Monadnock: It's Like Wednesday Night Worlds without the Bike

I found a new midweek workout to get my hurt on. This summer, Soups and others have been meeting at Mt Monadnock state park on Wednesday nights for a run up the White Dot Trail to the summit. In case you've never hiked Monadnock, it is steep and scrambly. The term "run" is used loosely. The last half of the climb is slow motion hands and feet death slog.

What is so cool about it is in minutes, you pop out above tree line, and it is like whoa, how did I get this high so fast?! On a week night, there are very few others on what is normally a severely crowded trail on weekends.  The White Dot Trail gains about 1800ft to the 3165ft summit. My fastest so far is 32 and a half minutes.

A diverse cast of characters come out for this craziness. Coach Kathy from the Dublin school sometimes joins with her Nordic ski juniors. I haven't had a chance to meet her yet. Some of the kids are fit!

From the state park HQ at the bottom, the climb starts out harmless enough, actually runnable. Then it pitches up at an angle that makes your neck hurt to look at it. All semblance of running disappears. Breathing goes to max and you settle into a pace just below VOmax. It is both an individual time trial and a sprint race against the others. Some excel on the gnarly or downhill spots, others like myself do better just grinding out obscenely steep slab pitches. Just try not to hurl upon reaching the summit in front of the few people that are up there, wondering why you are staggering and breathing so hard. Fun times! Upon recovering on the summit with its 360 panoramic view, I can't help but think how fortunate I am to still feel this great in my mid-50's.

The hands get put to good use, and sticky rubber soles are pretty much mandatory if you want to take the fast "A-lines." This is where approach shoes like the Scarpa Cruz or La Sportiva TX3 prove very helpful. I've tried both now, and I think the Scarpa's have slight advantage.

It is a bit of a pain in the ass to get over there at peak rush hour from work, but its so much more rewarding that doing the same three minute climbs by the office for midweek intensity work.  I hope to do this more often. Wonder how it will prep me for the Mt Washington bicycle hillclimb next month? At this point, I'm not going to stress over that at all. This year will likely be my last racing a bike up the Rock Pile, right on my 55th birthday. Maybe a subject for another post...

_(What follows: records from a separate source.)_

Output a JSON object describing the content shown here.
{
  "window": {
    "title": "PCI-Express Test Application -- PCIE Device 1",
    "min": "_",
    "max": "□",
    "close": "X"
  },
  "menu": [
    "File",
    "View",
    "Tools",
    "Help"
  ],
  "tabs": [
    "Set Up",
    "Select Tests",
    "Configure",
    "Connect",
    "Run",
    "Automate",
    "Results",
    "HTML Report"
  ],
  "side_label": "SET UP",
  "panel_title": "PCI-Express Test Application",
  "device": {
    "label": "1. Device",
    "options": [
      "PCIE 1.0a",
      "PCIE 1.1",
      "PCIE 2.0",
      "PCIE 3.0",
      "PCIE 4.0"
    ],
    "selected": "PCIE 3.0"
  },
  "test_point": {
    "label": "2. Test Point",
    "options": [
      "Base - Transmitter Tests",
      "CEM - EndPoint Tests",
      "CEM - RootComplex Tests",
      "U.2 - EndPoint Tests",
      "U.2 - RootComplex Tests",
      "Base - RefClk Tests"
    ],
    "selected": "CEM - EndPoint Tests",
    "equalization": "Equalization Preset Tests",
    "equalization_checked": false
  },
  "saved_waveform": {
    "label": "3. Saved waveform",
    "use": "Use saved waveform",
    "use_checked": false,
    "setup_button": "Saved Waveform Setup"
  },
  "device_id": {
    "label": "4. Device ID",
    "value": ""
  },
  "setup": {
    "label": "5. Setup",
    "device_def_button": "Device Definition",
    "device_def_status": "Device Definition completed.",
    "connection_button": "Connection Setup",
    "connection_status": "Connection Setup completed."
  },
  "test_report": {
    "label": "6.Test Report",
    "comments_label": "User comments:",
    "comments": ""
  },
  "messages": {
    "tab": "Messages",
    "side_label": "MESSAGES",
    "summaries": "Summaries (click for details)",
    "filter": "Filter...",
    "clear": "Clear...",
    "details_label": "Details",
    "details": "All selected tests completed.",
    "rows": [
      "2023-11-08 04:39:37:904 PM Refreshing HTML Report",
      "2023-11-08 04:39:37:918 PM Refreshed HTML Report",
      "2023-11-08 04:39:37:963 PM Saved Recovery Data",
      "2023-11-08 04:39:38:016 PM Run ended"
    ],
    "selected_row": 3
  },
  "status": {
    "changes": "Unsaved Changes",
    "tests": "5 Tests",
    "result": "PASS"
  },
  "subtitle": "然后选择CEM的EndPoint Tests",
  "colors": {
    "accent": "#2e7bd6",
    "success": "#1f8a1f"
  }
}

Anyway, I'll leave you with a few pics from this week's blast to the summit.

Soups reaching the summit

Only three of us this week, Soups, myself and Isaac

Soups sporting a halo

Night glow settling in to the east with the Packs and Wapack range

Soups in the Pumpelly "cave." Soups hadn't been there before so I showed him on the way down. Pretty easy to find now with 0.25mi herd path beaten down along the ledge it sits on

And there was a monster blueberry bush at the cave...

Yum yum

Top side of the cave. Looks like original tin or some kind of tin alloy

Taking the steepest trail on the mountain back down, Spellman. It is practically straight down!